Spiace, dunque, scoprire Didier accigliato quando invece potrebbe godere le prime gioie di una stagione colma di spine. Tuttavia se il di­sagio dovesse provenire – come crediamo di avere capito – dall’incombere di Marcello Lip­pi, vorrei per quanto mi è possibile rassicura­re l’allenatore francese. Infatti è mia convin­zione che Lippi non stia pensando alla Juve, ma piuttosto che qualcuno alla Juve (dentro o intorno) pensi a lui ben sapendo di non dispia­cergli. Allo stesso modo sono persuaso che Lip­pi – come mi confidò nella primavera del 2004 – guardi al suo futuro senza immaginarsi per forza in panchina. Casomai – me lo disse allo­ra – nel ruolo di direttore tecnico con un colle­ga di campo – bravo, giovane, serio, scrupolo­so e ambizioso – come primo interlocutore. Non si tratta di ridurre Deschamps a fargli, nei fat­ti, da secondo. Casomai di sposare il modello inglese.
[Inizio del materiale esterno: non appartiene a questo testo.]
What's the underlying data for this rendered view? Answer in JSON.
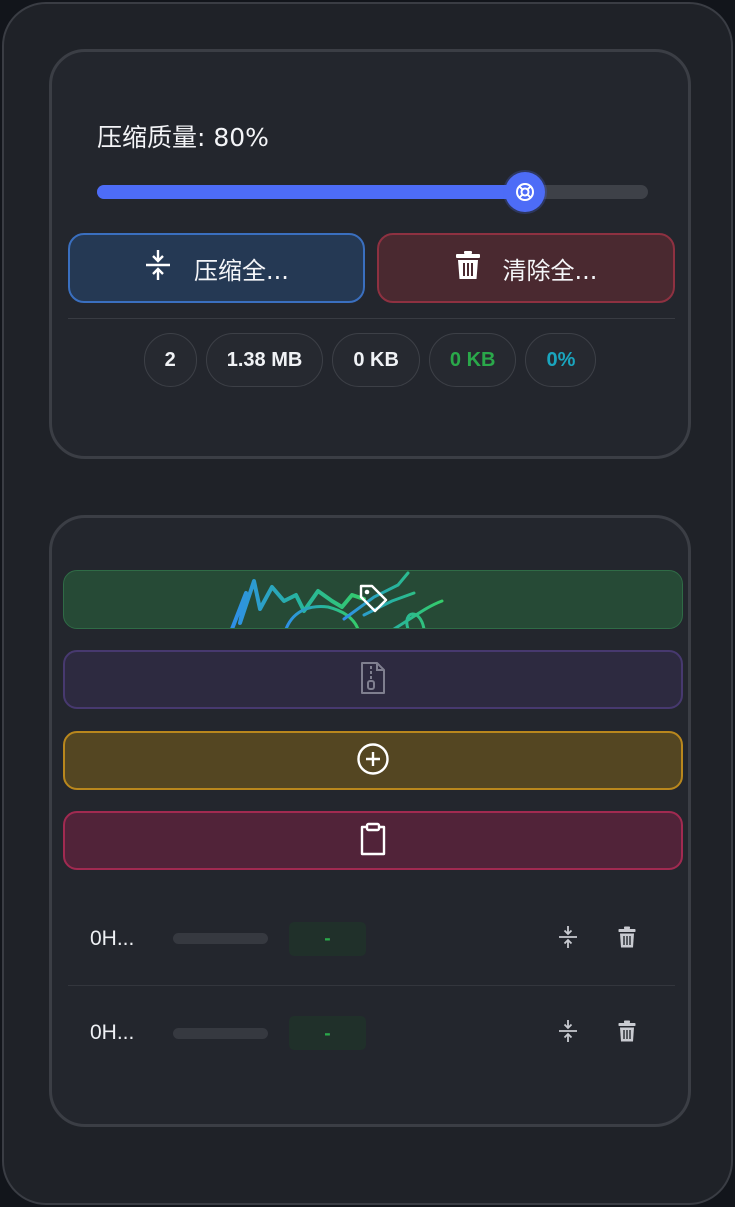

Lì il responsabile tecnico è anche ge­neral manager, la figura che, secondo me, più è mancata quest’anno alla Juve. Tanto per da­re una dimensione a quel tipo di organizzazio­ne, Alex Ferguson è il manager del Manche­ster United. Ma a dirigere gli allenamenti non è esattamente un carneade, bensì Carlos Quei­roz, ex c.t. del Portogallo e per una stagione (tre anni fa) tecnico in prima del Real Madrid. Pensaci, allora, Didier. E su con la Juve.